I'll counter that crap (and i am trying to get it corrected, because it IS flat out wrong), with a quote from Anders Hejlberg (you know, the lead architect for C#, one of few Microsoft distinguished engineers, the inventor of TurboPascal and a lot more):

"No, because in a lot of cases, people don't care. They're not going to handle any of these exceptions. There's a bottom level exception handler around their message loop. That handler is just going to bring up a dialog that says what went wrong and continue. The programmers protect their code by writing try finally's everywhere, so they'll back out correctly if an exception occurs, but they're not actually interested in handling the exceptions.

The throws clause, at least the way it's implemented in Java, doesn't necessarily force you to handle the exceptions, but if you don't handle them, it forces you to acknowledge precisely which exceptions might pass through. It requires you to either catch declared exceptions or put them in your own throws clause. To work around this requirement, people do ridiculous things. For example, they decorate every method with, "throws Exception." That just completely defeats the feature, and you just made the programmer write more gobbledy gunk. That doesn't help anybody.

It is funny how people think that the important thing about exceptions is handling them. That is not the important thing about exceptions. In a well-written application there's a ratio of ten to one, in my opinion, of try finally to try catch. Or in C#, using statements, which are like try finally.

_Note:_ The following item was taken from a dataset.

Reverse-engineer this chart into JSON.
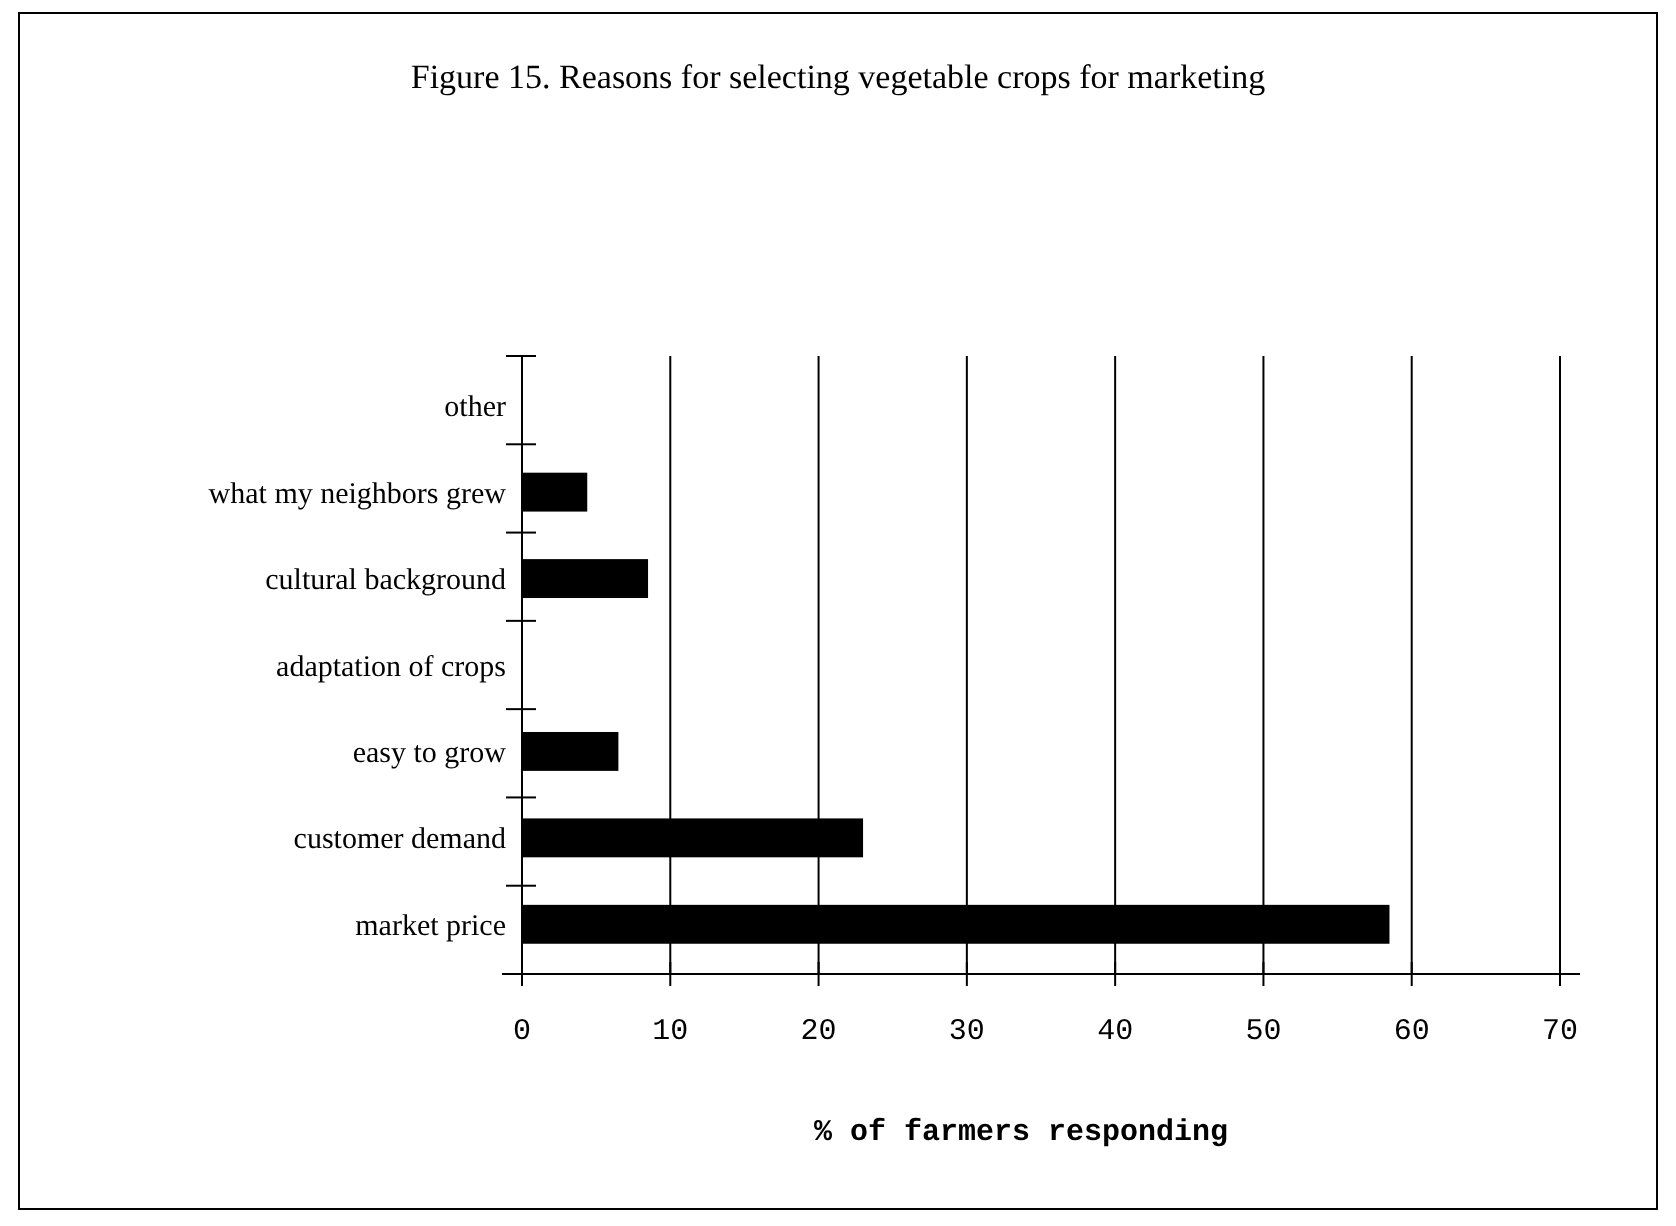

In the finally, you protect yourself against the exceptions, but you don't actually handle them. Error handling you put somewhere else. Surely in any kind of event-driven application like any kind of modern UI, you typically put an exception handler around your main message pump, and you just handle exceptions as they fall out that way. But you make sure you protect yourself all the way out by deallocating any resources you've grabbed, and so forth. You clean up after yourself, so you're always in a consistent state. You don't want a program where in 100 different places you handle exceptions and pop up error dialogs. What if you want to change the way you put up that dialog box? That's just terrible. The exception handling should be centralized, and you should just protect yourself as the exceptions propagate out to the handle."

(you can read the entire interview here, very good read, especially if you come from a Java backgorund)

Make sure to read that and understand that well, because it's all amazing advice and the real foundation of what you need to know with respect to exception handling.

In Closing:
Here are the key points:
- Don't catch exceptions unless you can actually handle them
- Do know how to rethrow exceptions properly
- Do use using or try/finally often
- Don't swallow exceptions
- Do use a global handler to help you log and display a friendly error message

I did want to talk about creating your own exceptions, but I think I'll save that for another post.